Serendipity: June 12 was my 55th birthday and we had planned to take the family out to dinner that evening. However at 4:00 pm the weather service issued a tornado watch for the area and we decided to cancel reservations and eat at home. Around 6:45 pm, my wife Mary noticed the clouds out the window and called for everyone to look. After being enthralled for a minute or so I realized that this was a real camera opportunity and raced into the house for the trusty digital camera (Minolta DiMage A1), and proceeded to record the event. The cloud formations slowly moved east and began dissipating about 30 minutes later.
If we had followed our initial dinner plans, I would have been 10 miles from the camera and probably would not have seen the clouds. All of this reinforces my belief that a significant part of success in landscape and nature photography includes being at the right place, at the right time, with the right equipment.
Several of these photos were published on the front and back cover of The Journal of Meteorology, December 2004 issue (circulated in 26 countries and published in Dorset, United Kingdom). They have also been published by magazines and newspapers in over 20 different countries and have appeared on a number of web sites including NOAA, the National Weather Service, and the University of Nebraska.
All of the photos have been through the normal digital processing techniques (noise removal, exposure, color balance, sharpness, and contrast adjustment). Having so many images of the same subject, I decided to take a little artistic license with 2 of them to spice up the collection. The sample images displayed on the site have been resized down from their original size and are of low resolution, which makes them quite less dramatic in comparison to a print on glossy photo paper.
I hope you enjoy viewing these unusual photographs.
Jorn C. Olsen
This gallery was originally titled Milldale Calf Branding, as my primary efforts at the ranch were directed towards capturing the cattle branding process. Since then, I have become photographically involved in all aspects of the ranch operations. In addition some of my best Nebraska landscape photographs have been taken at or near the ranch. In 2008 Laura Marvel Wunderlich, an English professor at Hastings College, and myself were commissioned by the Shoemaker family to do a book about the history of the ranch and document all ranch operations for a year. This not only includes branding activities, but calving, haying, roundups, and general ranch maintenance and livestock management. In a sense we are documenting the lives of modern day Nebraska Cowboys performing the same tasks in much the same way as was done 100 years ago. This is entirely appealing to me, as I fear this lifestyle is being inexorably replaced by more mechanized forms of beef production.

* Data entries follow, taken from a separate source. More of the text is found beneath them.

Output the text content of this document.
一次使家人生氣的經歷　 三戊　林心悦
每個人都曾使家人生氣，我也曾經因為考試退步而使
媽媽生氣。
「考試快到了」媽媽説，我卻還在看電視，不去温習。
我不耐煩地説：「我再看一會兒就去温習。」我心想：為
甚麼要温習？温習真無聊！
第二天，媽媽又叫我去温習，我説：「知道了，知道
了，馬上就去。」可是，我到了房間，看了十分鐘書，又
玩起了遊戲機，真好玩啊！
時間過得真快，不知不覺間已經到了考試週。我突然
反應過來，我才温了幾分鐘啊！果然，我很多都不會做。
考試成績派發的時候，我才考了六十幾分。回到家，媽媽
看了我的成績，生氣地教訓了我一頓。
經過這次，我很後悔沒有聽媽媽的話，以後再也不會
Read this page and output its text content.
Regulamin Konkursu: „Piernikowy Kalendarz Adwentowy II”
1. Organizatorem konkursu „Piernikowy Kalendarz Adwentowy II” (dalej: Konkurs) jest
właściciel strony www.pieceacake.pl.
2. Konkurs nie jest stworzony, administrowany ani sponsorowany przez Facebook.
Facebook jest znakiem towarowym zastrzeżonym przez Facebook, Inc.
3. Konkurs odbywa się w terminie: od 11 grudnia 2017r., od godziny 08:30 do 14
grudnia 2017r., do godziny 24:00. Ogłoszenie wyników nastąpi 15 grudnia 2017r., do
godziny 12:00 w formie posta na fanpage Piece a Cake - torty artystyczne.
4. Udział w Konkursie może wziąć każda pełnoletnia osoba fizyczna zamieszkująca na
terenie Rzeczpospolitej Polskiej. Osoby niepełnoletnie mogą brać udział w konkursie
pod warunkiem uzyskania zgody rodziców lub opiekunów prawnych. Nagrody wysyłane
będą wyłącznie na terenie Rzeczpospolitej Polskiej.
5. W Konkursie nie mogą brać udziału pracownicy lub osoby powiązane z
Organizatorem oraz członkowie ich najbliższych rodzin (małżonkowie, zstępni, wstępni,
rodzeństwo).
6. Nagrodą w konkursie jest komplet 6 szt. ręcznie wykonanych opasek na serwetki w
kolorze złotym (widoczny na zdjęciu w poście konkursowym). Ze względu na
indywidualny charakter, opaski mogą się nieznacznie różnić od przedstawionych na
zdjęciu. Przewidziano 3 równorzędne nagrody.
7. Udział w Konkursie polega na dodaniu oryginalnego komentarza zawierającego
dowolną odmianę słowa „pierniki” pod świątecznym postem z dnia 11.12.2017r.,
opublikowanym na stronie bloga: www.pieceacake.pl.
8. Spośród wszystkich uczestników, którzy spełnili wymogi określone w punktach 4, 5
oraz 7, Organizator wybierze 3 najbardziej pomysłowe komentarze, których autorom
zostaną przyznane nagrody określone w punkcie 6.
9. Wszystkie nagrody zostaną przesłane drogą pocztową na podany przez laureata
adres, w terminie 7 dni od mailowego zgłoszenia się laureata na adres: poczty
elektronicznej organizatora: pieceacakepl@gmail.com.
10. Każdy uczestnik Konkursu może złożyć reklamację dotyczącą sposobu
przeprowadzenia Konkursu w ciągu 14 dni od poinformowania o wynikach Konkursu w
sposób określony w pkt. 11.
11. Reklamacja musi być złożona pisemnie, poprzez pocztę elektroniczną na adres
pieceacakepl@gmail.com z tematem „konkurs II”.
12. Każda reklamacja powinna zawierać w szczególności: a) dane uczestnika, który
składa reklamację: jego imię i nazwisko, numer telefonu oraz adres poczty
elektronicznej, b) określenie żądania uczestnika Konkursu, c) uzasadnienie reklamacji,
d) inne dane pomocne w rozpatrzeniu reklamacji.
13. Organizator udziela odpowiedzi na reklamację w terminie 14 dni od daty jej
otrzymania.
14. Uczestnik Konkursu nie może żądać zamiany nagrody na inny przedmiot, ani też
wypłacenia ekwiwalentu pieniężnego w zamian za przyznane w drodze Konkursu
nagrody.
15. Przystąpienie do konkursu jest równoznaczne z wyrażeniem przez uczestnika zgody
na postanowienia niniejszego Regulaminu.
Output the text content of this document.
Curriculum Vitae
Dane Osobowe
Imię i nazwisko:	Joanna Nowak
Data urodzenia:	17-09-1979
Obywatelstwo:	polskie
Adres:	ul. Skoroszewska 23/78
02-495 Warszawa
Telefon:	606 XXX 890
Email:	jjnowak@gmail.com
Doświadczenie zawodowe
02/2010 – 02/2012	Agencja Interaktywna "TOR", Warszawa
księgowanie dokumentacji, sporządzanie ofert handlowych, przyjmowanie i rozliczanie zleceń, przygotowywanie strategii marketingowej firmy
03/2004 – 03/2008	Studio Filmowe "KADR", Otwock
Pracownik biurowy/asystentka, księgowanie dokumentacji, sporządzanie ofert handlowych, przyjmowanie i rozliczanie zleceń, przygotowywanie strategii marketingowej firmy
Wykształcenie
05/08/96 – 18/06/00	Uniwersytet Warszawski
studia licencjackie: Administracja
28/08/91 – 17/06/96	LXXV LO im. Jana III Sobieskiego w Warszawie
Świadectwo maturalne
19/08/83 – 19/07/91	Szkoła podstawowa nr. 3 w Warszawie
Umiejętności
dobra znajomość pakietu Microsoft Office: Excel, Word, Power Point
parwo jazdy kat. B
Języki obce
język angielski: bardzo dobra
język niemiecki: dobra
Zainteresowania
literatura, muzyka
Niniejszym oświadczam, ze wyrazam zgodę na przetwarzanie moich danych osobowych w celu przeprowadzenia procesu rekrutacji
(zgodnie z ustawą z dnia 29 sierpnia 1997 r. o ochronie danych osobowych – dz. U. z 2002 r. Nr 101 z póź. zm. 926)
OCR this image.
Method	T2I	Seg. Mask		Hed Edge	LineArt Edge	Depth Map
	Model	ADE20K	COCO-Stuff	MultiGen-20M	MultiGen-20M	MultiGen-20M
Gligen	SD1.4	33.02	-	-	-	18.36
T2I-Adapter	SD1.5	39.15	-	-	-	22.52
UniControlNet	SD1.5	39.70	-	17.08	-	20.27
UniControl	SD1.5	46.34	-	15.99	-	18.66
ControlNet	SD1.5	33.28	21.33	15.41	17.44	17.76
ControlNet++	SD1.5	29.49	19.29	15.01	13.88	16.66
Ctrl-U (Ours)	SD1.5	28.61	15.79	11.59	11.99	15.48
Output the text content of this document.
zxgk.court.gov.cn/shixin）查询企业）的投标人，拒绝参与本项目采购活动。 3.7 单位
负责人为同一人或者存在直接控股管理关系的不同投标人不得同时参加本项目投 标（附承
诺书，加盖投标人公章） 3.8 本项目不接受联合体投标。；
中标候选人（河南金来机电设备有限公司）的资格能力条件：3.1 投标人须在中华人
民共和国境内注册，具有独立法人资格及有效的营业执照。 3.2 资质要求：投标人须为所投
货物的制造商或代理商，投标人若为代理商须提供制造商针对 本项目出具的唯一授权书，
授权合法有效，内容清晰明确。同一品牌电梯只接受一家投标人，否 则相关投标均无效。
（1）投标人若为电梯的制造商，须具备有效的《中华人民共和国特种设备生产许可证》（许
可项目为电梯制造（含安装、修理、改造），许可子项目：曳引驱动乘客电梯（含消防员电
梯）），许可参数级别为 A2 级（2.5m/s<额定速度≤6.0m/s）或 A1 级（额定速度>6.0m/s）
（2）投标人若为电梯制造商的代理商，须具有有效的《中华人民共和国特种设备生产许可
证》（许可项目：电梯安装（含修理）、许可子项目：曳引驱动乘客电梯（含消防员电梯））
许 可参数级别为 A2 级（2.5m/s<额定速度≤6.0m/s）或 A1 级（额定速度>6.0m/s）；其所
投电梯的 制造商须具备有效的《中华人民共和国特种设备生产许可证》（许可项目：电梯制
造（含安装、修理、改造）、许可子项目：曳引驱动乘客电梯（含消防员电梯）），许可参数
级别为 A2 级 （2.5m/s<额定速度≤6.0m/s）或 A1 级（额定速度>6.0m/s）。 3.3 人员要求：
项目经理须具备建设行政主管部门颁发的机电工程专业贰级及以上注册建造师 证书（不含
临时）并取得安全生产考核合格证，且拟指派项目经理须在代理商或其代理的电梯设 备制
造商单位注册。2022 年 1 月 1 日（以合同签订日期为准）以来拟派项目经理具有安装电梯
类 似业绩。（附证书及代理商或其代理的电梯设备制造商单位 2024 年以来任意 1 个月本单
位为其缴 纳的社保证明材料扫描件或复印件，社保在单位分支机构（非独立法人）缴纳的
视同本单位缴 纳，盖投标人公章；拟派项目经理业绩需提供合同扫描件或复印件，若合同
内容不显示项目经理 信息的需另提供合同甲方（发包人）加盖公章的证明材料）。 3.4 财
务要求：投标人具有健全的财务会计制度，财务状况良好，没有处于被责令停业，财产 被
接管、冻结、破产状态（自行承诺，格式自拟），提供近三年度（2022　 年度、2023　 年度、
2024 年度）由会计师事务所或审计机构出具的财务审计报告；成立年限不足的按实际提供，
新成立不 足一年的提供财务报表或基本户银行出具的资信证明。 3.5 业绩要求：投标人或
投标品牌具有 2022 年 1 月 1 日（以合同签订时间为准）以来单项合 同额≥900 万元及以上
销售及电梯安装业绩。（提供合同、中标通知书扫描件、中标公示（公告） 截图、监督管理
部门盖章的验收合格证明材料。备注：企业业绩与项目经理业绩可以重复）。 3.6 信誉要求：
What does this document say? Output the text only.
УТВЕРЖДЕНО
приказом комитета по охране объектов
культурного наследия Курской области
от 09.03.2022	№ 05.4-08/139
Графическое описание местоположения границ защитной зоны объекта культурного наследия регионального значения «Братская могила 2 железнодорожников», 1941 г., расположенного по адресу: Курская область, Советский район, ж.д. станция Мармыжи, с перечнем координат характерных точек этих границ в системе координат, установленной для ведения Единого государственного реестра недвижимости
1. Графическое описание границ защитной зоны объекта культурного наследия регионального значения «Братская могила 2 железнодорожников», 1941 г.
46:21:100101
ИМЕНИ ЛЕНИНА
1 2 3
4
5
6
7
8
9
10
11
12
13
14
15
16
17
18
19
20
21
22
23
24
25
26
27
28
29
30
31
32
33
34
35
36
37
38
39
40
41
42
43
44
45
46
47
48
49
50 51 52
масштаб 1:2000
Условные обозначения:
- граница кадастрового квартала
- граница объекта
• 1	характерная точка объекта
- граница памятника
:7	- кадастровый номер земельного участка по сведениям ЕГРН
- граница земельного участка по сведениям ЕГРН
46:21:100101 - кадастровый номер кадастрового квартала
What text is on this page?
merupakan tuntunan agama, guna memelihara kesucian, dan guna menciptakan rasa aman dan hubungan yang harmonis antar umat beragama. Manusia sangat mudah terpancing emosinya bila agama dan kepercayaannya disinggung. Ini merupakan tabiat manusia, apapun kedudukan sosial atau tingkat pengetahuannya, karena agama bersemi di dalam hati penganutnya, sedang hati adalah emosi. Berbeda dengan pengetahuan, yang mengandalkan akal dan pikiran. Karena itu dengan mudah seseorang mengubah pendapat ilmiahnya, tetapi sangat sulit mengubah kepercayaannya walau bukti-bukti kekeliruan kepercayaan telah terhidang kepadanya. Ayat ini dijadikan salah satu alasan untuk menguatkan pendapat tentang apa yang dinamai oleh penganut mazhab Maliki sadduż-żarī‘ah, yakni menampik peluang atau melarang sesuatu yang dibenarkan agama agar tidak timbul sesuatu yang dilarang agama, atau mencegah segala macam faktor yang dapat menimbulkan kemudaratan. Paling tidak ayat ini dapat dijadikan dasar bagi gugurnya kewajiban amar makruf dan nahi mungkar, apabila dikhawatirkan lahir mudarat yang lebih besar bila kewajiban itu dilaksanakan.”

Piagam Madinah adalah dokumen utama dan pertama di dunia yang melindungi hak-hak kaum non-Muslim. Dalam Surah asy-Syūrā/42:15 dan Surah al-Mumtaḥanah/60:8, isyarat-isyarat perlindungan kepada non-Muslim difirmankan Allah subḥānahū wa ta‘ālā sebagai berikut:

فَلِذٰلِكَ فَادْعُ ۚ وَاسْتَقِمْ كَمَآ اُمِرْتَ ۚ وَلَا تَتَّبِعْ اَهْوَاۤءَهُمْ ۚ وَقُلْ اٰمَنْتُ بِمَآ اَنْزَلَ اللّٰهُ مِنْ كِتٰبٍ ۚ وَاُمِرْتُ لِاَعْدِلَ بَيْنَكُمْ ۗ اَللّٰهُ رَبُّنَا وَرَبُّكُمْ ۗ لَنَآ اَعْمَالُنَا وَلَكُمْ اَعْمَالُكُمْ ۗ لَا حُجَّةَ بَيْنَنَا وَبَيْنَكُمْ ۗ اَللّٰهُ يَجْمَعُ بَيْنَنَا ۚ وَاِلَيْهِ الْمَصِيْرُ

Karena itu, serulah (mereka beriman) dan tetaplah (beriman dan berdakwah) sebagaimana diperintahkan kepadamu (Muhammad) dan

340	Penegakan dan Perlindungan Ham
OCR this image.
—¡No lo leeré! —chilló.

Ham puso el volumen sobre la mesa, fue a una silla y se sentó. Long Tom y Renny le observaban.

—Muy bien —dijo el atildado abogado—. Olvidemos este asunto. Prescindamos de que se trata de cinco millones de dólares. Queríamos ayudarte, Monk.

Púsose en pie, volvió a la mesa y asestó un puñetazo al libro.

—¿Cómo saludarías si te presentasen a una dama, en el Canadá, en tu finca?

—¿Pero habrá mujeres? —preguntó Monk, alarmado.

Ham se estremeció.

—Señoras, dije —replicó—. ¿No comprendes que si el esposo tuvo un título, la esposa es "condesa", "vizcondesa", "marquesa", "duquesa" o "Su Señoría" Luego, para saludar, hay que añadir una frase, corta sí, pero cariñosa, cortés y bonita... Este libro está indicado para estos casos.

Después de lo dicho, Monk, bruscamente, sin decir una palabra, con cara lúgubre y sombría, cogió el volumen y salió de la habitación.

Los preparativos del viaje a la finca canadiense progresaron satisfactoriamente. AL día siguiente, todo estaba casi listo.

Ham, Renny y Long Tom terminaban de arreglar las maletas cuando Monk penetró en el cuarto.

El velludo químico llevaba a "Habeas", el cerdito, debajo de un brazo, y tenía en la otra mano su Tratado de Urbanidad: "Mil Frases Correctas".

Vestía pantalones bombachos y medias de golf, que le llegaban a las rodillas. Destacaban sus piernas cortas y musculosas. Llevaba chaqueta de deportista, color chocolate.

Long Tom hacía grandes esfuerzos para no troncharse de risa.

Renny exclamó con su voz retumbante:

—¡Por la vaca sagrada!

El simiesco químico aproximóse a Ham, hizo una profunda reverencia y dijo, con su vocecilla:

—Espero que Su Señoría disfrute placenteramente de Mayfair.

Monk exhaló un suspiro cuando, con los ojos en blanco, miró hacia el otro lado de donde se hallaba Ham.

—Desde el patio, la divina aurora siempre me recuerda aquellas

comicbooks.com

Nebrask landscape photography is my primary passion. The Nebraska landscape offers so many varied opportunities and challenges for composition and light. From the rugged Nebraska sandhills to the flat farm land of the Platte Valley, landscape opportunities abound. It is often challenging, though to create exceptional compositions with significant depth when the terrain is mostly flat, but the results, when one is able to achieve a good landscape composition are much more rewarding than a 'been there done that' scene of a dramatic landscape that are so prevelant in many landscape photographers portfolios. This is not to say that I do not enjoy these scenes or shooting them, it's just that creating an image that works well for the audience, from a scene that most landscape photographers would either ignore or not actively look for appeals to my sense of adventure and creative drive. I find all of nature beautiful and worth experiencing. Another aspect of Nebraska landscape photography that really appeals to me is the fact that skies in Nebraska are almost always interesting. We have very few days when the sky is either a boring "All Blue" or totally drab and gray, and very often we get days where there are great lighting opportunities for creating dramatic and contrasty landscape photographs.
> STILL LIFE:
Having been a hunter and fisherman for much of my life, I find all aspects of wildlife photography to be interesting and challenging. The difficulty in shooting wildlife is that it moves around and is wary of humans. Add to that the fact that it is usually early or late in the day when most wildlife photographic opportunities present themselves and the light is low enough to require slower shutter speeds for adequate exposures, resulting in a large percentage of motion blurred images. In addition getting a sharp well exposed image is not enough, the surroundings or background must also be appealing to the viewer, and the pose or posture of the subject needs to be interesting or unusual. It must somehow transcend the viewers expectation or stereotype of how the creature normally looks or acts. Something of animal's personality needs to be evident in the image.